UP and state universities

They came in droves with their pencils, erasers, snacks; lucky charms and prayers and wild and thumping nervous hearts filled with hopes and dreams.

The first person in line arrived at the University of the Philippines Diliman campus in Quezon City in the wee hours of the morning of June 3, at 1 a.m. to be exact, and slept in the car to avoid heavy traffic, said UP president Angelo Jimenez.

There were 104,000 senior high school students who applied for the UP College Admission Test (UPCAT) and on June 3 and 4, they trooped to the 102 testing centers all over the country, the first time again the pencil-and-paper test was held after three years of postponement due to the pandemic.

Of this, the university will only be able to accommodate 15,000 students for the freshman intake for the 2024-2025 academic year.

In the Diliman campus, UP hopefuls were everywhere, scattered all over the campus, some with their parents; others just alone with their wracking nerves. Cars were moving at a snail’s pace, although there were warnings about this legendary UPCAT traffic months ahead.

A friend and our former Graphics editor at the Philippine Collegian even thought of selling cakes and pastries to UPCAT takers that weekend to earn some extra cash because he knew the crowd would be huge.

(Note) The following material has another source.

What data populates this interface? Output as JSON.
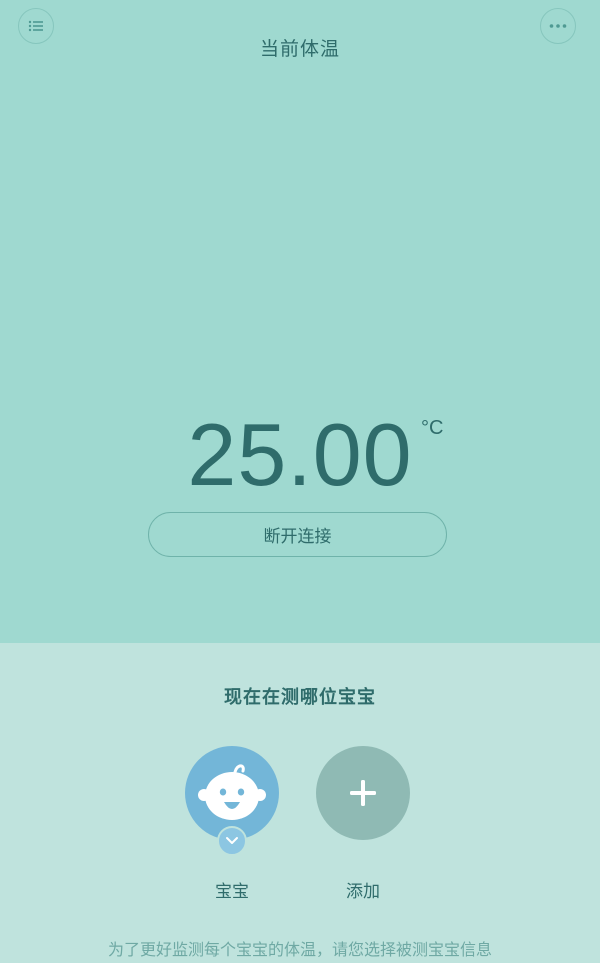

Some UPCAT takers arrived for the morning test even before the sun was up, while others were found tired and in a daze after the exams. Some of them lingered at the UP Sunken Garden after the test which, during my student days back in the day, was my own “field of dreams and nightmares.” Perhaps, they were pondering if they did well.

One account online shared a photograph of the famed UP Oblation, that iconic symbol of the university. In a poignant caption, the owner of the account said he just finished his test and all he could do was to take a photograph of The Oblation because that was all he could have of UP. He felt he wasn’t going to make it to the country’s premiere state university, having found the entrance exam very difficult.

State universities

It really is a competitive process getting into UP, especially since then president Duterte signed in 2017 Republic Act 10931 or the Universal Access to Quality Tertiary Education Act which mandated free education in Philippine state colleges and universities.

It is a reality in the Philippines that the average middle-class Filipino family still finds it difficult to send their children to private universities, what more the lower-income families. Lucky are those with rich parents who can send their sons and daughters abroad.

This now drives me to my point, which is that we need more quality state colleges and universities in the Philippines.

While there are more than 100 state colleges and universities in the Philippines, less than a dozen are in Luzon, if the information available on the internet is correct. And some are not as well-known when it comes to providing quality education.

The crowd of the latest UPCAT takers is enough indication that the Philippines really needs more quality state colleges and universities. The government can work on this by allocating a bigger budget for this sector to enable more research, attract better faculty and have better facilities.

I hope President Marcos will realize this emergency, this crisis in education.

Multigenerational

This way, many Filipino families will have other options. As it is now, many Filipino families want their sons and daughters to get into UP because it is the premiere university in the country. Perhaps many saw their own parents become who they are because of their UP education.

Growing up, I, too, saw in my own family the kind of nation-loving individuals the university produced. One of them was my grandfather, the late Jorge Gonzales. He was a hardworking family patriarch and a very kind hearted man who served his country to the best of his abilities. He was at one point the chief legal counsel of state-owned National Power Corp. It was amazing how he finished law, considering that the war disrupted schooling. While a Liberal Arts student, he also joined the Upsilon Sigma Phi fraternity in 1939 and became its Illustrious Fellow in 1949 when he was already a student at the UP College of Law.

His wife, my grandmother, the late Belen Gonzales, was a brilliant English professor in UP Diliman who also taught in UP Iloilo in her younger days. She graduated with a Bachelor of Secondary Education in 1941 in UP and obtained her Master of Arts degree in American Literature in the University of Minnesota.

She was teaching until she retired.

They were blessed with two sons, my father included, and two daughters who all went to UP as well and are servant leaders in their own right. I am the third generation UP graduate in our family and it was because of them that I, too, wanted to be in the university.

I hope in the future, we will have many more universities that would give this nation’s children quality education and teach them love of country, because inasmuch as I wish all UPCAT takers would pass the entrance test, the university just cannot accommodate them all. I hope Filipino children, their children’s children and so on, would have more options in the future.

The great Filipino dream after all is really to leave a legacy of quality education for the succeeding generation. I hope our government can help this nation of 114 million achieve that dream.